Lorne Alexander Lovell

Lorne Alexander Lovell

On July 6, 1944, the Highland Light Infantry, Galt, attacked and took the small town of Buron in Normandy, France, and casualties were heavy. The following morning the unit moved into Caen. On the way, the vehicles were shelled heavily by the enemy, Pte. Lorne Alexander Lovell had been with the mortar platoon during the Buron battle and was with the platoon officer in his carrier operating the wireless set, on the move. Ahead, just inside the city limits, the road was very narrow due to bomb craters. The column was held up at a very bad time. Pte. Lovell and his officer took cover in shallow trenches in the field by the road, but a shell landed near the former wounding him seriously. He was evacuated to hospital but died on July 9. Thus reads the report of the last action in which Pte. Lovell took part, and his parents, Mr. and Mrs.
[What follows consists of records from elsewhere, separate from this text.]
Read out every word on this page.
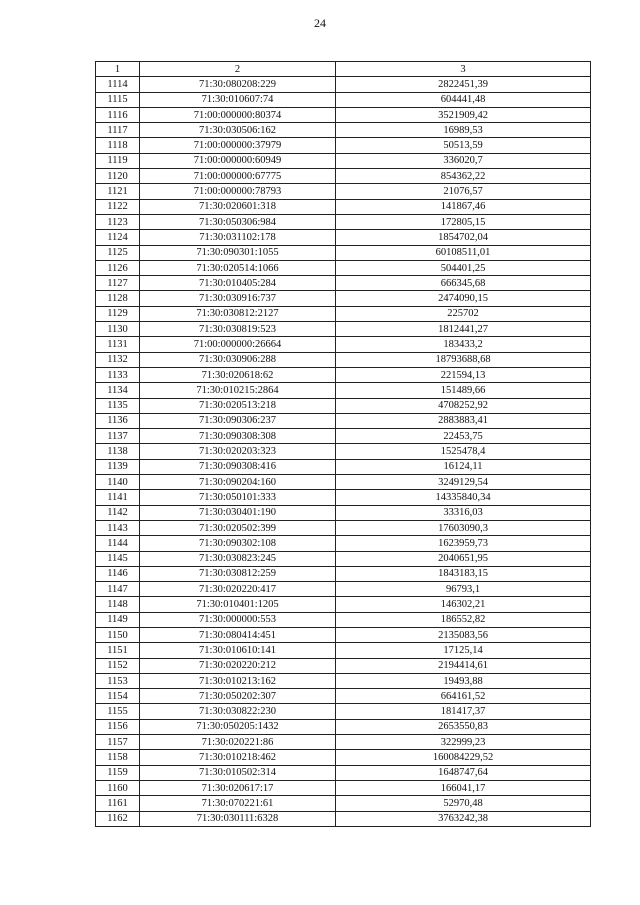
24
1	2	3
1114	71:30:080208:229	2822451,39
1115	71:30:010607:74	604441,48
1116	71:00:000000:80374	3521909,42
1117	71:30:030506:162	16989,53
1118	71:00:000000:37979	50513,59
1119	71:00:000000:60949	336020,7
1120	71:00:000000:67775	854362,22
1121	71:00:000000:78793	21076,57
1122	71:30:020601:318	141867,46
1123	71:30:050306:984	172805,15
1124	71:30:031102:178	1854702,04
1125	71:30:090301:1055	60108511,01
1126	71:30:020514:1066	504401,25
1127	71:30:010405:284	666345,68
1128	71:30:030916:737	2474090,15
1129	71:30:030812:2127	225702
1130	71:30:030819:523	1812441,27
1131	71:00:000000:26664	183433,2
1132	71:30:030906:288	18793688,68
1133	71:30:020618:62	221594,13
1134	71:30:010215:2864	151489,66
1135	71:30:020513:218	4708252,92
1136	71:30:090306:237	2883883,41
1137	71:30:090308:308	22453,75
1138	71:30:020203:323	1525478,4
1139	71:30:090308:416	16124,11
1140	71:30:090204:160	3249129,54
1141	71:30:050101:333	14335840,34
1142	71:30:030401:190	33316,03
1143	71:30:020502:399	17603090,3
1144	71:30:090302:108	1623959,73
1145	71:30:030823:245	2040651,95
1146	71:30:030812:259	1843183,15
1147	71:30:020220:417	96793,1
1148	71:30:010401:1205	146302,21
1149	71:30:000000:553	186552,82
1150	71:30:080414:451	2135083,56
1151	71:30:010610:141	17125,14
1152	71:30:020220:212	2194414,61
1153	71:30:010213:162	19493,88
1154	71:30:050202:307	664161,52
1155	71:30:030822:230	181417,37
1156	71:30:050205:1432	2653550,83
1157	71:30:020221:86	322999,23
1158	71:30:010218:462	160084229,52
1159	71:30:010502:314	1648747,64
1160	71:30:020617:17	166041,17
1161	71:30:070221:61	52970,48
1162	71:30:030111:6328	3763242,38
Alec Lovell, 50 Morley Avenue, Echo Place, also learned from his Signals Officer that their son, at his own request, had reverted from the rank of sergeant, earned in the holding unit in England, to that of private to go into field action. He was wounded earlier in June, but instead of being evacuated to England, asked to be returned to action. A big lad, 6 feet tall and weighing 210 pounds, he enlisted when he was just 16 years of age, going into the Highland Light Infantry directly from the classrooms of Brantford Collegiate Institute and Vocational School.